De même, il nous faut mentionner les transformations culturelles qui ont renouvelé les débats, dont certains passionnés et sur lesquels nous sommes invités à changer de regard. Un des traits marquants traduisant la situation actuelle est la fermeture. Il est un symptôme mais aussi une cause des tensions actuelles. Il apparaît dans le rapport à l’altérité (Nicole Lapierre) et l’accent mis sur les différences qui classent, hiérarchisent les hommes entre eux. Il est contenu dans la persistance des idées reçues sur l’immigration que Catherine Withol de Wengen aidera à déconstruire en s’appuyant sur des données chiffrées et des résultats de recherche trop mal connus.  Une autre caractéristique de ces transformations culturelles apparaît à travers les nouveaux marqueurs d’inégalités et de différenciation. C’est ainsi que la question de la race fait aujourd’hui l’objet de polémiques virulentes dont il convient d’étudier les effets sociaux, politiques et psychiques, en revenant aux fondamentaux et notamment en définissant en premier lieu les notions capitales qui traversent les débats (Tamy Ayouch).

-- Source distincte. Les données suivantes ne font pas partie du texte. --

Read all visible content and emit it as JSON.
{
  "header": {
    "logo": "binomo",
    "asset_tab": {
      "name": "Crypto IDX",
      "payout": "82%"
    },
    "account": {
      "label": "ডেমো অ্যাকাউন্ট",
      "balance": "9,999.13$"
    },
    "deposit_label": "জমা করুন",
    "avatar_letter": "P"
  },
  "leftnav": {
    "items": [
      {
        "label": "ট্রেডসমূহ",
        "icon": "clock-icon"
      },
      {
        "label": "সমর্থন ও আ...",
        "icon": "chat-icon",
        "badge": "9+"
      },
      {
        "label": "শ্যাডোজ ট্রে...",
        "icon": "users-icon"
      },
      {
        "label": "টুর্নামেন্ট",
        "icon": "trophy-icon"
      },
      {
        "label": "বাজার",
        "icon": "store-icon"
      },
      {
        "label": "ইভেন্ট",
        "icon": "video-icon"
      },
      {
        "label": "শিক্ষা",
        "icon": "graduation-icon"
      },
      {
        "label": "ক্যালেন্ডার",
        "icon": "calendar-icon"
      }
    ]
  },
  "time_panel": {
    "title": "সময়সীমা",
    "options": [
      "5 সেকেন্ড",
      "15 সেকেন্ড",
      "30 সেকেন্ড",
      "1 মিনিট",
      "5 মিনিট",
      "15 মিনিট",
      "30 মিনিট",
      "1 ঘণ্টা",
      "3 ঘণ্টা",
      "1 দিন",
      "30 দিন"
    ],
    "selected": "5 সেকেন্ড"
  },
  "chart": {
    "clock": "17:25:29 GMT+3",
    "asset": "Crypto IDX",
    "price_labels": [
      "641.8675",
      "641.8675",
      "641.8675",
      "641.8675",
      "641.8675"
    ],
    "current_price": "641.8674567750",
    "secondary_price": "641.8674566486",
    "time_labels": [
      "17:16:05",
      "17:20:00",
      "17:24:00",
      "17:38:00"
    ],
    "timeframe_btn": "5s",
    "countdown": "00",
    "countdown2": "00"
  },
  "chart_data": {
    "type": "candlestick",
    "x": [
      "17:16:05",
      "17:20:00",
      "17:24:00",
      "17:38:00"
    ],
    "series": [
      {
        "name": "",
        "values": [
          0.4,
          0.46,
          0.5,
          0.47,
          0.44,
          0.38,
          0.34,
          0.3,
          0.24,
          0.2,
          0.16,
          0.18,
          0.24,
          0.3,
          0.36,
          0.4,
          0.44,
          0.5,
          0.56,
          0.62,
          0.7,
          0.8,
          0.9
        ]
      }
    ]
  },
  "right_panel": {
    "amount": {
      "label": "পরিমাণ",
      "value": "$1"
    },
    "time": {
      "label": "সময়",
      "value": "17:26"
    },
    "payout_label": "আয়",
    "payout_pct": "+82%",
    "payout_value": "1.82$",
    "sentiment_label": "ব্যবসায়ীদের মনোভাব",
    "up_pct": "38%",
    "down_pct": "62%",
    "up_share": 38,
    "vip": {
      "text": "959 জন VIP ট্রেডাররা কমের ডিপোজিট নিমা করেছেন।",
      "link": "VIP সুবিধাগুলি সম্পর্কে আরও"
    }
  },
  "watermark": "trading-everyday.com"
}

D’autres dynamiques s’invitent à notre attention dont il faut trouver des clés de compréhension : par exemple les retombées des conflits géopolitiques dont on ne peut masquer la prégnance, par exemple autour du conflit israélo-palestinien toujours au prisme d’une actualité violente et dont beaucoup disent ne plus rien y comprendre. C’est pourtant là qu’Elias Sanbar pressent que se joue « l’équilibre du monde » et sur lequel il est opportun de retracer la continuité de l’histoire. En prolongement, Pierre Stambul dénoue les fils de cette question : l’oppression d’un peuple peut-elle cacher l’oppression d’un autre ? D’autres endroits du monde ont retenu récemment l’attention des médias. Une carte blanche a été donnée aux amis du Monde diplomatique tandis que Nicolas Roinsard se penchera sur Mayotte défini comme un département « hors normes » le plus jeune, le plus pauvre, le plus inégalitaire et le plus touché par l’immigration, en grande partie irrégulière. En faisant un pas de côté, il interrogera les logiques politiques et sociales qui sous-tendent ces qualificatifs. Ainsi, l’actualité s’enracine dans l’histoire.
Relire l’histoire permet aussi de mieux connaître le présent. Pascal Percq et Bruno Vouters ont longuement enquêté sur l’histoire locale et les communes marquées par les massacres de centaines d’innocents, massacres organisés et perpétrés par des soldats allemands fanatisés et survoltés lors de la deuxième guerre mondiale. Alors que la guerre d’Ukraine remet en lumière le triste sort des populations civiles, quelles leçons majeures tirent-ils de cette expérience ?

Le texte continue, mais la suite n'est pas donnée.